Suite des voyages de Mlle Perrichon

 

À moins que nous ne soyons dupes d'une similitude de noms

et de prénoms qui nous étonnerait fort, la jeune demoiselle Perrichon, dont les exploits ont abouti récemment à la correctionnelle

continue à profiter de la crédulité des gens.

 

Pas plus tard qu'avant-hier cette trop intéressante jeune personne

se présentait chez Mme Cloarec, rue Kéravel 36,

où celle-ci étant au lavoir, elle ne trouva que sa nièce.

Comme la chose lui importait, elle fit à cette dernière son petit conte.

 

« Votre tante, lui dit-elle, a acheté route de Paris, une paire de souliers mais elle n’a versé que sept francs ;

trois francs restent dus. Voulez-vous, donner cette somme ? »

 

La jeune fille refusa et Cécile Perrichon se retira.

 

Mais ce n'était qu'une fausse sortie

Elle revenait quelques instants après, assurant qu'elle avait vu

Mme Cloarec au lavoir et que celle-ci faisait dire à sa nièce

de remettre les trois francs.

Ce qui fut fait.

Le soir cependant tout s'expliqua.

Mme Cloarec n'ayant vu personne et fortement ébahie de ce que lui racontait sa nièce, s'en fut à la police,

où elle déposa une plainte, qui a eu hier son plein effet.

 

Cécile Perrichon et son père, Guilllaume Perrichon, ont été arrêtés.

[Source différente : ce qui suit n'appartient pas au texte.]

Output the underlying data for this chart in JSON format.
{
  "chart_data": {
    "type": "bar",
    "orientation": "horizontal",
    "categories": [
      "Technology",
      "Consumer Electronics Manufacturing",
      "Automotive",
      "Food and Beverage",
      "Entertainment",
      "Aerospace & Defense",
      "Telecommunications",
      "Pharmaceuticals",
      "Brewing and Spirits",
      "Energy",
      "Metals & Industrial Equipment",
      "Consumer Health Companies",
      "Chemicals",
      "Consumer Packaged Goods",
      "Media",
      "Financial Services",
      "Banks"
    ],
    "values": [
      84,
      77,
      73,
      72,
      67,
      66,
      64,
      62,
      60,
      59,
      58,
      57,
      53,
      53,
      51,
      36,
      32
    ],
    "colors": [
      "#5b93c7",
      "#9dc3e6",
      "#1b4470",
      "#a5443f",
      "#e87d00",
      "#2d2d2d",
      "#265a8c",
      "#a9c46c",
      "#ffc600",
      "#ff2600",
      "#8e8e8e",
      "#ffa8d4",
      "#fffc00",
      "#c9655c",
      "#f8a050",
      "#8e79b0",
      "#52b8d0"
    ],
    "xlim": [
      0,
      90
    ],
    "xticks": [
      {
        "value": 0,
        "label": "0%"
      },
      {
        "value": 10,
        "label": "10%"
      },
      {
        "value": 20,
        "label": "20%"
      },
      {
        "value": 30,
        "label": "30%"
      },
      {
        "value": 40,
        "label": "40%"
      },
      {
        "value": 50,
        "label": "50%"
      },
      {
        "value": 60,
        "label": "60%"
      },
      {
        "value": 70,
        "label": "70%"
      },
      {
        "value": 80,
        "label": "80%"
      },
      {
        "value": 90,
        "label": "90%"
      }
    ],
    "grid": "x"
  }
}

La première est inculpée de vol et le second de complicité.

 

Il est bon de remarquer cependant que la jeune Perrichon n'a que 14 ans et que, tout récemment,

elle se présentait chez les gens avec des lettres écrites par son père.

 

Nous aurons donc le plaisir de revoir Mlle Perrichon sur les bancs de la correctionnelle,

escortée cette fois de l’auteur de ses jours, dont le goût pour les voyages pourrait bien se terminer

par une halte prolongée dans une maison de détention.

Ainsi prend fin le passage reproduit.